Applications built in the form of microservices requires virtual machines or containers as a shared computer resource. As these microservices shares the resources, they should be able to handle the load and multiplex the resources to maintain the Service Level Objectives (SLOs). Sudden changes in load on the microservice instance or the conflict on the access to the shared resources violates the SLOs. When microservice violates the SLOs, it become the critical case in terms of resource management. Re-current provisioning and autoscaling these two are traditional ways for the SLOs violation problem where more CPUs are allocated to microservice instances using policies generated by algorithms. But traditional ways have two drawbacks, first one is it fails to do efficient multiplexing at granular level like cache, memory, I/O channels. Another one is human expert & training is needed for deployment of huge microservice system. This paper states the solution for above problem : FIRM a resource management framework who manages shared resources of microservices at granular level with the help of machine learning. It reduces the resource’s access conflicts and improves the performance.
Main Contributions
The paper provides the first proposal for a SLO violation mitigation framework for microservices using ML models. FIRM uses machine learning to adopt the resources usage and manages the load changes efficiently. Support Vector Machine (SVM) driven detection and Reinforcement Learning these two ML models are used by FIRM. The first one is an efficient approach to restricting the microservices with use of some anomaly detection. The large state problem is handled by the second model i.e., RL violation mitigation. A fine-grained collection of shared resources is controlled and analyzed by the FIRM. It uses the RL to improve the resource management policies for long-term reward. Reinforcement learning overcomes the problem of an existing model like model reconstruction & retraining problems. Observation taken from experiments states that timed out / dropped user requests number is reduced by 8 times, also overall requested CPU limit is lowered by 29-62%. Performance is improved by 6x and 11x which means few SLO violations only.
Questions for the paper
After implementing FIRM in microservice, will it provide the same overall performance as before?

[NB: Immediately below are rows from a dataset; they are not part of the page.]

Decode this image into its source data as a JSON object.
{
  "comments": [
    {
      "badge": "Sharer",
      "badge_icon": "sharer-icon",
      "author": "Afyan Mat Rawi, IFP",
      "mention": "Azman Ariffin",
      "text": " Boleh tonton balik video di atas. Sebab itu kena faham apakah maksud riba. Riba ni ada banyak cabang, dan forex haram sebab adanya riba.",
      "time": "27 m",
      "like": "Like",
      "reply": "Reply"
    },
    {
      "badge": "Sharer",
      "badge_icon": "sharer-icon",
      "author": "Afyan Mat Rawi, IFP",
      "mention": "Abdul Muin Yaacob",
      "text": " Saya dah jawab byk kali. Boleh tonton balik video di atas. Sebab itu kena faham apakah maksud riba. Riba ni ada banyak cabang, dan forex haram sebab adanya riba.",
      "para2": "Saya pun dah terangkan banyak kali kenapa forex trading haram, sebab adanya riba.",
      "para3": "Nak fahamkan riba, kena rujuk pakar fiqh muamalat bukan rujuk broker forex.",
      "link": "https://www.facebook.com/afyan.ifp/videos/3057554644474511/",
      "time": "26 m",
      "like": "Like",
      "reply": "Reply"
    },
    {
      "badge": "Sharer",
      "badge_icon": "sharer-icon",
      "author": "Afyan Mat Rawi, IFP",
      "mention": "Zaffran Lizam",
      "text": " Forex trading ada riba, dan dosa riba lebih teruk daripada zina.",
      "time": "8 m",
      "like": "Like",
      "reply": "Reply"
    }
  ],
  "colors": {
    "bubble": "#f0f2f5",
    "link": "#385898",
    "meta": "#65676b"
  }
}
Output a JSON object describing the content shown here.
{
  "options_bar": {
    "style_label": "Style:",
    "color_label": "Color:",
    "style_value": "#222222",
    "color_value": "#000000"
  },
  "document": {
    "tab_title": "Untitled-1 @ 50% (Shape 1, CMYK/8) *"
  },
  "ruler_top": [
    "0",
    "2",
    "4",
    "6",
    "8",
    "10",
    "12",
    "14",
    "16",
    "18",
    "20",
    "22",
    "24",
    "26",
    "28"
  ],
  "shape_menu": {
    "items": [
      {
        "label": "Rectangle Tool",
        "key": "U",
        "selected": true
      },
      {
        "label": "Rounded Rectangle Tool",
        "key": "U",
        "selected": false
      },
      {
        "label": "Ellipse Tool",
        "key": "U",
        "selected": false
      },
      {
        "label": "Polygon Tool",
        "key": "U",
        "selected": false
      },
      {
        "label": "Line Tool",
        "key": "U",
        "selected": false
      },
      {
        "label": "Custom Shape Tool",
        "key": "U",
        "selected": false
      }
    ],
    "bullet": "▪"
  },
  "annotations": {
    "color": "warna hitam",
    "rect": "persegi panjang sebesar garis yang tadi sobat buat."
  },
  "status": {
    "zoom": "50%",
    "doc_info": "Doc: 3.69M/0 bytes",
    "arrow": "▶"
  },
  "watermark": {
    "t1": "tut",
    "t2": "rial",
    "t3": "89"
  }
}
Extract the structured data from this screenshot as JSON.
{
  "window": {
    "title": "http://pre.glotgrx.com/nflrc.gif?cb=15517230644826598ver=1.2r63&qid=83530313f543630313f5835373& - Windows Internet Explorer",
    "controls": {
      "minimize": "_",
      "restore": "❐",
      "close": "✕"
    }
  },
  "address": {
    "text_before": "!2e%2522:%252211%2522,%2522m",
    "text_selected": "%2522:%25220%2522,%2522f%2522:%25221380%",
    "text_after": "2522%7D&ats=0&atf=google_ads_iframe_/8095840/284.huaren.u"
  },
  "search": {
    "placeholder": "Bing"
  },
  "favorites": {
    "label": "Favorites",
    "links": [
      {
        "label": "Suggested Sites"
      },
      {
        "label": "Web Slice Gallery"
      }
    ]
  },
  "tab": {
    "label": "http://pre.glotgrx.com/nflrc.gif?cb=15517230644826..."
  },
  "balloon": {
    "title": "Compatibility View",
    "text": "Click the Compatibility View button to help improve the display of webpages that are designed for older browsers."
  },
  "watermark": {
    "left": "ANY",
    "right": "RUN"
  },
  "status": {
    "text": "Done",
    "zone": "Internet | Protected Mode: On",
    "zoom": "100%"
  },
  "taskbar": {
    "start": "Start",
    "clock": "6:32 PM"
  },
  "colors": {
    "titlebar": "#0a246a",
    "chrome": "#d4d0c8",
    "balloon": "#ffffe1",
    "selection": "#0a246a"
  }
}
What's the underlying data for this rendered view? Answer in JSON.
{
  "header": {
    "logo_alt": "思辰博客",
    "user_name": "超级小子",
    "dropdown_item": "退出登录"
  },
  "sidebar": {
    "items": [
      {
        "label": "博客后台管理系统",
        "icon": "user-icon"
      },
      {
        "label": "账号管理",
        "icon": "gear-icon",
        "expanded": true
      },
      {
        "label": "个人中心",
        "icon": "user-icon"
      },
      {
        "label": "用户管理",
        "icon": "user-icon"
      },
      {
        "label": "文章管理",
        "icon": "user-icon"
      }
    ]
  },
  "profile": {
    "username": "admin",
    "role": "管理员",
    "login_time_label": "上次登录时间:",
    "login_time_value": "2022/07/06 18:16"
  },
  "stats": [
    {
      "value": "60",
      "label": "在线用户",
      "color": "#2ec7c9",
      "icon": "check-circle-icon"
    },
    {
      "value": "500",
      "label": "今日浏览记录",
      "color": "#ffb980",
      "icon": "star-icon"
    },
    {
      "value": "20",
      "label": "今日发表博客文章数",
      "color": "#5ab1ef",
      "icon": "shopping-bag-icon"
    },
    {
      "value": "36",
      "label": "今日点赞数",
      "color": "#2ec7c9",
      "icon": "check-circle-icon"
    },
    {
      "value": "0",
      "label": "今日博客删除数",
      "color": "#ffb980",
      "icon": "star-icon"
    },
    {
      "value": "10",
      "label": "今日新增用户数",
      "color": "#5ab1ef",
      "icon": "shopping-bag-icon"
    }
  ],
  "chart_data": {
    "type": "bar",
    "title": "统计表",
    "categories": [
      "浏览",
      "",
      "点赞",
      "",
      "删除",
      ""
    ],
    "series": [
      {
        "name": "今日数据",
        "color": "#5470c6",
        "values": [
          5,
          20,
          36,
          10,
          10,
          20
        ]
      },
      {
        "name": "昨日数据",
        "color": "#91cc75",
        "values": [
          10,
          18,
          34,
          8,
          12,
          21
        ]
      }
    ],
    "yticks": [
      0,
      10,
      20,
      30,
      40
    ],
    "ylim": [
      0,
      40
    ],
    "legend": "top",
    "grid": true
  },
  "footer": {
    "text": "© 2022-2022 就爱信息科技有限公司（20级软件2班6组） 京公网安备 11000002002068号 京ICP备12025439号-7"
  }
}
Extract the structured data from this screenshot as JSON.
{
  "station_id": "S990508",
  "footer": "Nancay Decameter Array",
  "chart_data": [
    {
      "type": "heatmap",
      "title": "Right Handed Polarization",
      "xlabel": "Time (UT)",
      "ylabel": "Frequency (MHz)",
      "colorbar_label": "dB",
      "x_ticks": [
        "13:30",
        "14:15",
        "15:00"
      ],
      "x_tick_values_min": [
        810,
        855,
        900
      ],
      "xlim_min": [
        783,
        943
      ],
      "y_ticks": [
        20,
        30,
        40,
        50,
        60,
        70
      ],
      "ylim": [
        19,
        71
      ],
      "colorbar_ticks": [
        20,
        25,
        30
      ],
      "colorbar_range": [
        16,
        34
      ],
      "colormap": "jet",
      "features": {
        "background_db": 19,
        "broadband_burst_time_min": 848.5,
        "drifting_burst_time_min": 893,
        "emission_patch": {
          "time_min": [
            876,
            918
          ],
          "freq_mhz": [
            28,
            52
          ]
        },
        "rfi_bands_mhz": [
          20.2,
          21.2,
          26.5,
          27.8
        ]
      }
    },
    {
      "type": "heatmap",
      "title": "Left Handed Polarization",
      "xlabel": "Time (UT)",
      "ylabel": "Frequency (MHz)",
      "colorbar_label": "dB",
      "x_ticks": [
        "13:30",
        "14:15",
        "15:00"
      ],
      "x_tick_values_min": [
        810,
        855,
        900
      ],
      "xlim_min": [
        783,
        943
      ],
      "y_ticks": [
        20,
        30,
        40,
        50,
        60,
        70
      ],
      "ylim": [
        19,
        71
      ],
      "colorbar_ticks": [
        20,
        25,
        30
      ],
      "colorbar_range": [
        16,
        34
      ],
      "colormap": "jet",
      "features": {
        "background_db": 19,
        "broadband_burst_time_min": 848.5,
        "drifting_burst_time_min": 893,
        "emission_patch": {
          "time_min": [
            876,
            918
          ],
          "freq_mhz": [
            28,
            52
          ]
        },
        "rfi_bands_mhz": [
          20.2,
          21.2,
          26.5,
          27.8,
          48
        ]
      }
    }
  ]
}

Can adaptive FIRM handle the problem related to the network in microservice?
Limitations
The Author states that FIRM is adaptive in nature and scales up the resources if needed but allocating more resource will harm the overall performance of microservice. Also, the FIRM does not detect any bugs or unpredictable situations which can cause failures. The scalability of FIRM is limited as per the centralized graph DB.
Significance of the paper
The paper is first of in the industry to provide the solutions for the resources management in dynamic microservice applications. I would like to rate this paper as 5 significant. The problem with existing resources management is stated properly and an efficient resource management framework called FIRM is defined. FIRM is very adaptive in nature and made intelligent with help of machine learning to control & analyze the shared resources with microservice. Though there are some limitations like it cannot detect the bugs and misconfigurations in microservice, it outperforms both the baseline by 6x & 11x. FIRM detects the SLO violated precisely and mitigates the resource contention before violations.